MTF is usually computed on an actual image recorded by a digital camera, often by a method using a resolution target type called slanted edge, which contains one or more sharp, slightly oblique borderlines between black and white areas. Since I was not interested in an actual MTF test of the whole camera system, I prepared a slanted edge target in Photoshop 2021 v. 22.4.3. This target has the same pixel count (5,185 x 3,888 pixels) as the OM-1 sensor. On a white background, I created a number of identical black slanted-edge rectangles, all tilted 5° counterclockwise (most software for measuring MTF works well with this, or a comparably small, inclination).

I generated this target as vector graphics in Photoshop, then exported it to 8-bit-per-channel JPG format using bicubic interpolation to smoothen the "jaggies" and saved the file at maximum JPG quality. The above figure shows an enlarged detail of a slanted edge, to show the effect of the interpolation. The tilted edge is particularly effective in MTF calculations because the transitions from black to white change in each successive line of pixels, so that the effects of aliasing can be averaged out.

For measuring MTF, I used ImageJ by the NIH with the SE_MTF plugin by Carles Mitjà et al.
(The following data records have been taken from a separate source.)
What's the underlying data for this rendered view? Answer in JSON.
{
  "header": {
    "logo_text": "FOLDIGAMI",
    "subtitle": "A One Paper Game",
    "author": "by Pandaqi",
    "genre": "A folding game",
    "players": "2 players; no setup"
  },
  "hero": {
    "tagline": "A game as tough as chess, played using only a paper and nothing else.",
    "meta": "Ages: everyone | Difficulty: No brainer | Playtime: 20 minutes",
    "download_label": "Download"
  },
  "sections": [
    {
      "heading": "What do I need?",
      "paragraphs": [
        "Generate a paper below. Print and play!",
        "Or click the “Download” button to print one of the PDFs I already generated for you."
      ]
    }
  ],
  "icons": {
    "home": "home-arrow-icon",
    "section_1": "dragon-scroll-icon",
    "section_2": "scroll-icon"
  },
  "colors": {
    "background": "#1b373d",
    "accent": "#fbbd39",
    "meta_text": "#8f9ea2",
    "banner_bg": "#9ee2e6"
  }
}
The above MTF graph is one of the outputs generated by this plugin when one of the slanted edges in the target is selected. The graph is an average of the three color channels, which in this case are identical. It can be seen that the 50% MTF (0.5 on the y-axis) is located at approximately 115 lp/mm, which can be regarded as the maximum native theoretical resolution of this sensor at 50% MTF. A possible unknown is whether, and how much, sharpening is applied in-camera without telling the user. This would certainly alter the MTF. Demosaicing also likely affects MTF, but modern cameras lacking a physical anti-aliasing filter are getting better and better at avoiding artifacts while preserving as much image information as feasible.

The Nyquist limit, discussed above, in theory could allow a best-case resolution for vertical or horizontal line-pairs of

1,000 / 6.694 = 149 lp/mm

which is somewhat higher than the 50% MTF, but still quite close to it. In the case of line pairs slanted at 45°, the lp/mm resolution computed from the Nyquist limit is naturally lower, at 106.

The Nyquist limit for vertical/horizontal lines corresponds to an approximately 30% MTF as computed above. Below 30% MTF, the plotted results are only theoretical because one cannot resolve more than one line per pixel. However, even a line pattern below the Nyquist limit can in principle generate a non-zero amount of modulation, not as resolved line pairs, but as larger-scale moiré and/or other types of interference. (I make no claim that 30% MTF = Nyquist limit is a general rule. It just applies to this particular case.)

Conclusions

I collected or computed a few frequently-used parameters to use in calculations on Micro 4/3 cameras and their images, based on the OM System OM-1 sensor at full native resolution.